The 68-year-old Sandusky faces 52 criminal counts and potential penalties that could result in an effective life prison sentence for alleged abuse involving 10 boys. He has denied the allegations. Testimony is tentatively set to begin on Monday.
Sue Paterno and Son Jay May Testify in Jerry Sandusky Case
Prospective jurors in Jerry Sandusky's case were told on the first day of jury selection Tuesday that the wife and son of the late football coach Joe Paterno were among the potential defense witnesses in the child sex-abuse trial.
The names of Sue and Jay Paterno and members of Sandusky's family were on a list shown to the prospective jurors, along with assistant coach Mike McQueary and his father, John McQueary. Mike McQueary has said that he saw Sandusky naked in a team shower with a young boy more than a decade ago – and reported it to Joe Paterno.
Mike McQueary is also on the prosecution's list, along with young men who have accused Sandusky of abusing them. Former Penn State President Graham Spanier; former Second Mile CEO Jack Raykovitz and interim CEO Dave Woodle are also potential witnesses.
PSU: No Early Peek at Scandal Report for Trustees
Former FBI chief Louis Freeh's report on his investigation into the child sexual abuse scandal at Penn State will be made public at the same time it is given to trustees and university officials.

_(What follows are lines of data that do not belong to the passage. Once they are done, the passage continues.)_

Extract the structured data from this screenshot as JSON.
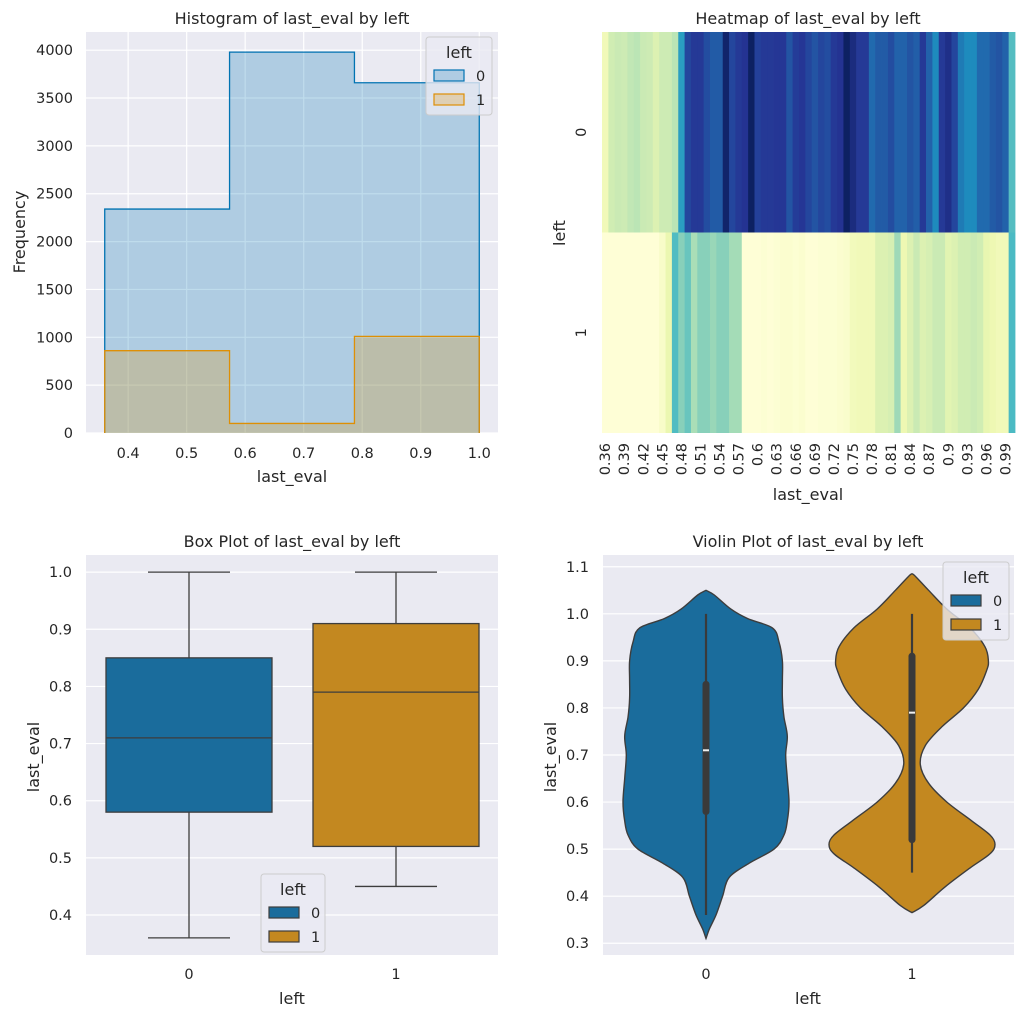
{
  "chart_data": [
    {
      "type": "histogram",
      "title": "Histogram of last_eval by left",
      "xlabel": "last_eval",
      "ylabel": "Frequency",
      "xlim": [
        0.328,
        1.032
      ],
      "ylim": [
        0,
        4190
      ],
      "xticks": [
        0.4,
        0.5,
        0.6,
        0.7,
        0.8,
        0.9,
        1.0
      ],
      "xtick_labels": [
        "0.4",
        "0.5",
        "0.6",
        "0.7",
        "0.8",
        "0.9",
        "1.0"
      ],
      "yticks": [
        0,
        500,
        1000,
        1500,
        2000,
        2500,
        3000,
        3500,
        4000
      ],
      "ytick_labels": [
        "0",
        "500",
        "1000",
        "1500",
        "2000",
        "2500",
        "3000",
        "3500",
        "4000"
      ],
      "bin_edges": [
        0.36,
        0.5733,
        0.7867,
        1.0
      ],
      "grid": true,
      "legend": {
        "title": "left",
        "placement": "top-right"
      },
      "series": [
        {
          "name": "0",
          "values": [
            2340,
            3980,
            3660
          ],
          "color": "#0173b2"
        },
        {
          "name": "1",
          "values": [
            860,
            100,
            1010
          ],
          "color": "#de8f05"
        }
      ]
    },
    {
      "type": "heatmap",
      "title": "Heatmap of last_eval by left",
      "xlabel": "last_eval",
      "ylabel": "left",
      "rows": [
        "0",
        "1"
      ],
      "columns": [
        0.36,
        0.37,
        0.38,
        0.39,
        0.4,
        0.41,
        0.42,
        0.43,
        0.44,
        0.45,
        0.46,
        0.47,
        0.48,
        0.49,
        0.5,
        0.51,
        0.52,
        0.53,
        0.54,
        0.55,
        0.56,
        0.57,
        0.58,
        0.59,
        0.6,
        0.61,
        0.62,
        0.63,
        0.64,
        0.65,
        0.66,
        0.67,
        0.68,
        0.69,
        0.7,
        0.71,
        0.72,
        0.73,
        0.74,
        0.75,
        0.76,
        0.77,
        0.78,
        0.79,
        0.8,
        0.81,
        0.82,
        0.83,
        0.84,
        0.85,
        0.86,
        0.87,
        0.88,
        0.89,
        0.9,
        0.91,
        0.92,
        0.93,
        0.94,
        0.95,
        0.96,
        0.97,
        0.98,
        0.99,
        1.0
      ],
      "xtick_labels": [
        "0.36",
        "0.39",
        "0.42",
        "0.45",
        "0.48",
        "0.51",
        "0.54",
        "0.57",
        "0.6",
        "0.63",
        "0.66",
        "0.69",
        "0.72",
        "0.75",
        "0.78",
        "0.81",
        "0.84",
        "0.87",
        "0.9",
        "0.93",
        "0.96",
        "0.99"
      ],
      "xtick_indices": [
        0,
        3,
        6,
        9,
        12,
        15,
        18,
        21,
        24,
        27,
        30,
        33,
        36,
        39,
        42,
        45,
        48,
        51,
        54,
        57,
        60,
        63
      ],
      "colormap": "YlGnBu",
      "colorbar": false,
      "values_normalized": [
        [
          0.1,
          0.22,
          0.24,
          0.23,
          0.26,
          0.27,
          0.24,
          0.23,
          0.18,
          0.23,
          0.23,
          0.27,
          0.58,
          0.82,
          0.86,
          0.86,
          0.8,
          0.76,
          0.76,
          0.96,
          0.82,
          0.86,
          0.88,
          0.98,
          0.84,
          0.86,
          0.86,
          0.87,
          0.87,
          0.78,
          0.85,
          0.87,
          0.82,
          0.78,
          0.82,
          0.8,
          0.86,
          0.88,
          0.98,
          0.92,
          0.86,
          0.86,
          0.72,
          0.76,
          0.76,
          0.8,
          0.74,
          0.74,
          0.78,
          0.75,
          0.86,
          0.74,
          0.64,
          0.86,
          0.9,
          0.82,
          0.68,
          0.64,
          0.64,
          0.72,
          0.72,
          0.76,
          0.78,
          0.74,
          0.46
        ],
        [
          0.01,
          0.01,
          0.01,
          0.01,
          0.01,
          0.01,
          0.01,
          0.01,
          0.01,
          0.05,
          0.13,
          0.47,
          0.36,
          0.42,
          0.3,
          0.36,
          0.36,
          0.33,
          0.36,
          0.36,
          0.31,
          0.31,
          0.01,
          0.01,
          0.01,
          0.02,
          0.01,
          0.02,
          0.03,
          0.03,
          0.02,
          0.03,
          0.01,
          0.01,
          0.02,
          0.02,
          0.02,
          0.03,
          0.04,
          0.09,
          0.1,
          0.1,
          0.1,
          0.18,
          0.18,
          0.2,
          0.32,
          0.12,
          0.18,
          0.24,
          0.18,
          0.2,
          0.24,
          0.24,
          0.16,
          0.18,
          0.22,
          0.22,
          0.24,
          0.22,
          0.14,
          0.12,
          0.1,
          0.1,
          0.48
        ]
      ]
    },
    {
      "type": "box",
      "title": "Box Plot of last_eval by left",
      "xlabel": "left",
      "ylabel": "last_eval",
      "categories": [
        "0",
        "1"
      ],
      "ylim": [
        0.33,
        1.03
      ],
      "yticks": [
        0.4,
        0.5,
        0.6,
        0.7,
        0.8,
        0.9,
        1.0
      ],
      "ytick_labels": [
        "0.4",
        "0.5",
        "0.6",
        "0.7",
        "0.8",
        "0.9",
        "1.0"
      ],
      "grid": true,
      "legend": {
        "title": "left",
        "placement": "lower-center"
      },
      "series": [
        {
          "name": "0",
          "min": 0.36,
          "q1": 0.58,
          "median": 0.71,
          "q3": 0.85,
          "max": 1.0,
          "color": "#1a6c9c"
        },
        {
          "name": "1",
          "min": 0.45,
          "q1": 0.52,
          "median": 0.79,
          "q3": 0.91,
          "max": 1.0,
          "color": "#c38820"
        }
      ]
    },
    {
      "type": "violin",
      "title": "Violin Plot of last_eval by left",
      "xlabel": "left",
      "ylabel": "last_eval",
      "categories": [
        "0",
        "1"
      ],
      "ylim": [
        0.275,
        1.125
      ],
      "yticks": [
        0.3,
        0.4,
        0.5,
        0.6,
        0.7,
        0.8,
        0.9,
        1.0,
        1.1
      ],
      "ytick_labels": [
        "0.3",
        "0.4",
        "0.5",
        "0.6",
        "0.7",
        "0.8",
        "0.9",
        "1.0",
        "1.1"
      ],
      "grid": true,
      "legend": {
        "title": "left",
        "placement": "top-right"
      },
      "series": [
        {
          "name": "0",
          "color": "#1a6c9c",
          "min": 0.36,
          "q1": 0.58,
          "median": 0.71,
          "q3": 0.85,
          "max": 1.0,
          "density_profile": [
            [
              0.31,
              0.0
            ],
            [
              0.33,
              0.04
            ],
            [
              0.36,
              0.12
            ],
            [
              0.4,
              0.2
            ],
            [
              0.44,
              0.28
            ],
            [
              0.47,
              0.52
            ],
            [
              0.5,
              0.82
            ],
            [
              0.53,
              0.94
            ],
            [
              0.56,
              0.98
            ],
            [
              0.6,
              1.0
            ],
            [
              0.65,
              0.98
            ],
            [
              0.7,
              0.96
            ],
            [
              0.74,
              0.98
            ],
            [
              0.78,
              0.94
            ],
            [
              0.82,
              0.92
            ],
            [
              0.86,
              0.92
            ],
            [
              0.9,
              0.92
            ],
            [
              0.94,
              0.88
            ],
            [
              0.97,
              0.8
            ],
            [
              0.99,
              0.5
            ],
            [
              1.01,
              0.3
            ],
            [
              1.04,
              0.1
            ],
            [
              1.05,
              0.0
            ]
          ]
        },
        {
          "name": "1",
          "color": "#c38820",
          "min": 0.45,
          "q1": 0.52,
          "median": 0.79,
          "q3": 0.91,
          "max": 1.0,
          "density_profile": [
            [
              0.365,
              0.0
            ],
            [
              0.38,
              0.14
            ],
            [
              0.42,
              0.4
            ],
            [
              0.46,
              0.7
            ],
            [
              0.49,
              0.94
            ],
            [
              0.51,
              1.0
            ],
            [
              0.53,
              0.94
            ],
            [
              0.56,
              0.72
            ],
            [
              0.6,
              0.42
            ],
            [
              0.64,
              0.2
            ],
            [
              0.68,
              0.1
            ],
            [
              0.72,
              0.16
            ],
            [
              0.76,
              0.36
            ],
            [
              0.8,
              0.62
            ],
            [
              0.84,
              0.8
            ],
            [
              0.88,
              0.9
            ],
            [
              0.9,
              0.92
            ],
            [
              0.93,
              0.88
            ],
            [
              0.97,
              0.7
            ],
            [
              1.01,
              0.42
            ],
            [
              1.05,
              0.2
            ],
            [
              1.08,
              0.04
            ],
            [
              1.085,
              0.0
            ]
          ]
        }
      ]
    }
  ]
}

The university made the statement online Monday on its updated "progress" website on a "frequently asked questions" page. Freeh's investigation was commissioned by trustees.
In the past, a handful of board members had said that trustees might get an early look at the report. The independence of Freeh and his investigators have been called into question by some vocal alumni critical of the board's ouster of Hall of Fame football coach Joe Paterno in the aftermath of retired defensive coordinator Jerry Sandusky's arrest in November on dozens of counts of abuse.
School officials say they hope the outcome of the Sandusky trial and the upcoming Freeh report would start to bring closure to the university community.